El reloj de la torre es el único superviviente de la Guerra del Fin del Mundo. Es blanco, sin números romanos, lleva inscrito en el centro el nombre de una relojería de Valencia y además, toca cuando le da la gana y quiere. Esa es la principal propiedad del ingenio, ha ido aprendiendo durante lustros cuando hacer sonar su aparato campanillero, la inteligencia artificial y mecánica le lleva a mover los badajos a las horas más insospechadas y molestas.
—¿En qué se parece el reloj de la torre al pudridero de Pepe?
—Qué se yo.
—En que ninguno gasta chaleco.
Otra característica son los números árabes, atrapados en segmentos, con una tipografía clara, edificante y madrugadora. El tono del toque es nítido y algo chillón, como de tenor antiguo, pretencioso y de zarzuela; un Moniquito de “La Rosa del Azafrán” tragicómico y manchego. No da los cuartos, ni mucho menos, que no está la cosa para ir tirando. Señala algunas medias —no todas, ya hemos señalado su inestable campaneo— y se sabe callar, respetuosamente, ante el toque de clamor.
A clamor es el toque de muerto. Lentísimo, poco fuerte, espaciado, intercalando el macho y la hembra. En algunos pueblos avisan del sexo del finado, si al final se da un toque solo, ha muerto un hombre; si son dos, una mujer y si se dan tres campanazos señala que ha sido un niño; también se dice que “tocan a gloria”.
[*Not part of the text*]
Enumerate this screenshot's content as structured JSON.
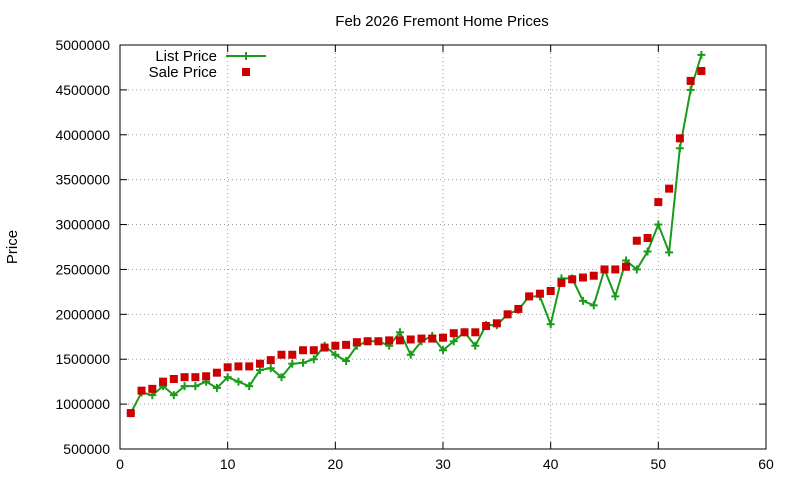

El poder civil, harto de las arbitrariedades del sacro reloj (o vaya usted a saber) encargó al mismo artesano valenciano la confección de otro reloj, que fue instalado en el frontón de las casas consistoriales, en la misma plaza. Le pusieron una maquinaria alemana, inexorable y metódica que obsesivamente señalaba, con toque grave, las horas, las medias y los cuartos. Infaliblemente. Además, para diferenciarlo le encasquetaron números romanos.
Un joven y recientemente letrado concejal del Partido Democrático del insigne prócer Pi y Margall, durante el Bienio Progresista, elevó una moción al Ayuntamiento en pleno, para que instase al maestro relojero Calabuig a que instalase (por su cuenta y riesgo, como no podría ser de otra manera) un cuatro romano como dios manda, un palito y una uve y no cuatro palotes seguidos. No solo por la errata, sino porque al imberbe edil le recordaba al rastrillo con el que escardaba el paterno herrén con apenas cinco años —¡Que conste en acta, señor presidente!—. El choteo de los munícipes tuvo babas.
La catetada es la coraza que nos protege de todo mal; los chascarrillos nos mantienen a cubierto del calor que derrite el corazón. Nos seca hasta las tripas, nos cubre de mendacidad y nos roba el aliento. Los mediocres, aquellos de los que nos reíamos en la escuela, los que bebían los últimos de la fuente, los de mirada torva, son algunos de los que mandan (han mandado o mandarán). No todos, claro, no seamos injustos con las generalizaciones. La venganza de la medianía es un plato que se sirve frío, pero terrible: nos quita el alma y el futuro.
—Esto es como querer derribar la torre a huevazos.
El reloj canónico aún sigue en su sitio, con su campanilleo variable y caprichoso y su maquinaria de siempre a la que le han colgado alrededor discos de esos compactos, para que no la caguen las palomas y se atasquen los engranajes.
Al del ayuntamiento le pusieron un mecanismo electrónico, cuatro altavoces en un poste, junto al pararrayos, que apuntan a los cuatro puntos cardinales; tiene grabadas armonías de carillón. El toque de las horas principia con la misma música que el de la torre del Palacio de Westminster. Al final de las pares suena una estrofa del Himno a Tomelloso del maestro Echevarría Bravo.